For an instant I thought she was going to demur, but she said nothing, and with a bold air I stepped off the turf and began to make my way down, first through loose boulders and then along a ledge below. I confess frankly that I felt a trifle less bold than I looked, especially when I discovered the hazardous nature of the going. I remember that the sky began to seem lighter by contrast, but that the rocks were sheer chaotic darkness.
I must have been feeling my way along for some minutes, with a growing sense of the futility of the performance, when I first heard the sharp tinkle of a loose stone on rock. I turned towards the sound and heard it again. Either three or four times I had heard it distinctly when I found myself close to the grass again, only at this place there was a steep little cliff, higher than my head, between it and me, instead of a slope of boulders, so that any one on the bank above would be looking straight down on to me. All this I can swear to.

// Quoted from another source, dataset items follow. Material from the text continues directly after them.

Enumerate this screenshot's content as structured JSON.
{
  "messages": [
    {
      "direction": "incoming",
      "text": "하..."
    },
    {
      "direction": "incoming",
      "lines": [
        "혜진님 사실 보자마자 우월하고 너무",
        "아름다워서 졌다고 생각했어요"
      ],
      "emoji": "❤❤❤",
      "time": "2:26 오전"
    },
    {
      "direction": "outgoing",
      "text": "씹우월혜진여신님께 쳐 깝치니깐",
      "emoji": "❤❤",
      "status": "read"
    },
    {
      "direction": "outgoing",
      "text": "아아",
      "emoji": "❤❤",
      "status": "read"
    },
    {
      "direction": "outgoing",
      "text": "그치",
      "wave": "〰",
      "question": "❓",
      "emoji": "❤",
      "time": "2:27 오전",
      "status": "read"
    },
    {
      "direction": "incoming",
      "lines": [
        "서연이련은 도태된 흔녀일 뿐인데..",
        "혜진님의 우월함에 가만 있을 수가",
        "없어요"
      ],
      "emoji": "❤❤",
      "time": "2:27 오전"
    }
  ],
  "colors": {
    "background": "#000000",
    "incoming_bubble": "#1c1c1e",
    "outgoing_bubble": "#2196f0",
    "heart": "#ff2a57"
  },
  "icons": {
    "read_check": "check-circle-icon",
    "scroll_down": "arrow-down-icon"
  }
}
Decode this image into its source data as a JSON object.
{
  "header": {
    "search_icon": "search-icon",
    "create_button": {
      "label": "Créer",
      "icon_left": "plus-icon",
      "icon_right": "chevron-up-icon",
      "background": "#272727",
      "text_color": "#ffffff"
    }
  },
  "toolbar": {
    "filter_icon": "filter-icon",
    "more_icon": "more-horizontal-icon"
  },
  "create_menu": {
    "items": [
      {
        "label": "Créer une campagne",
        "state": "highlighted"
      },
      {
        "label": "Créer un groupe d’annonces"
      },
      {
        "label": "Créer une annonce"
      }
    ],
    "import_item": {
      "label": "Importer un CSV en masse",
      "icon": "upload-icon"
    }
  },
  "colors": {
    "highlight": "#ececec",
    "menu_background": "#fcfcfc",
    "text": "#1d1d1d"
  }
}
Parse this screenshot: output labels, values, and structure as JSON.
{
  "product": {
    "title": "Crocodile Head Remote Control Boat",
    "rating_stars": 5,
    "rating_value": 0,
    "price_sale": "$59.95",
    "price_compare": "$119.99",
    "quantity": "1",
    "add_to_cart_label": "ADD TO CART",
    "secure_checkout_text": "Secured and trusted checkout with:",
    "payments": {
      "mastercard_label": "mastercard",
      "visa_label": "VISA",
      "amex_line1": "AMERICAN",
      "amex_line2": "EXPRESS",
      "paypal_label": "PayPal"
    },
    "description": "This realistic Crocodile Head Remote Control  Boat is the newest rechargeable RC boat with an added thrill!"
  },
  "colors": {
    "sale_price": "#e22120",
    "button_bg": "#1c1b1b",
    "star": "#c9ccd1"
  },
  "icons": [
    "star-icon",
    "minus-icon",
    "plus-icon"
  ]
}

And then when my shoulder was rubbing this low cliff face, I thought—indeed I am sure—I heard something move above, and certainly there was a sharp grating sound on the rock at my back; within an inch of me, it seemed. I looked round quickly just in time to catch a glimpse of something thin and curved and sinister passing upwards, against the night sky. I did not see it descend again, but the next moment came the sharp grating, close to my head this time, and once more the long curved menace passed up, faintly visible against the sky.
I did not wait for it to descend again. That somebody was striking at me from above and that I had better get out of the way seemed so evident that I spent no further time in watching the operation. I started from the cliff, my foot struck a patch of seaweed, and with a half smothered "Damn!" I did the next few yards sliding seawards on my side. A peculiarly hard ledge stopped my career and for a moment I lay there wondering what bones were broken. By the time I had found there were none, and scrambled to my feet, the sky line above the bank was clear. Whoever had struck at me was gone and there was not even the slightest sound, save the gurgling of the sea below. And then I gingerly picked my way back.
I drew near the turf bank at the top and now again I stopped. Low voices reached my ear distinctly and presently I spied two vague forms standing close together. Before I moved again I had transferred something from my hip pocket to my oilskin jacket and I kept my hand there too, closed upon it and ready. Then I advanced.
"Is that you, Mr. Merton?" said a voice I knew.
"It is, Mr. Rendall," I answered drily.
"Did you see anybody?"
"No," I answered truthfully.
"We thought we heard a cry," said Miss Jean.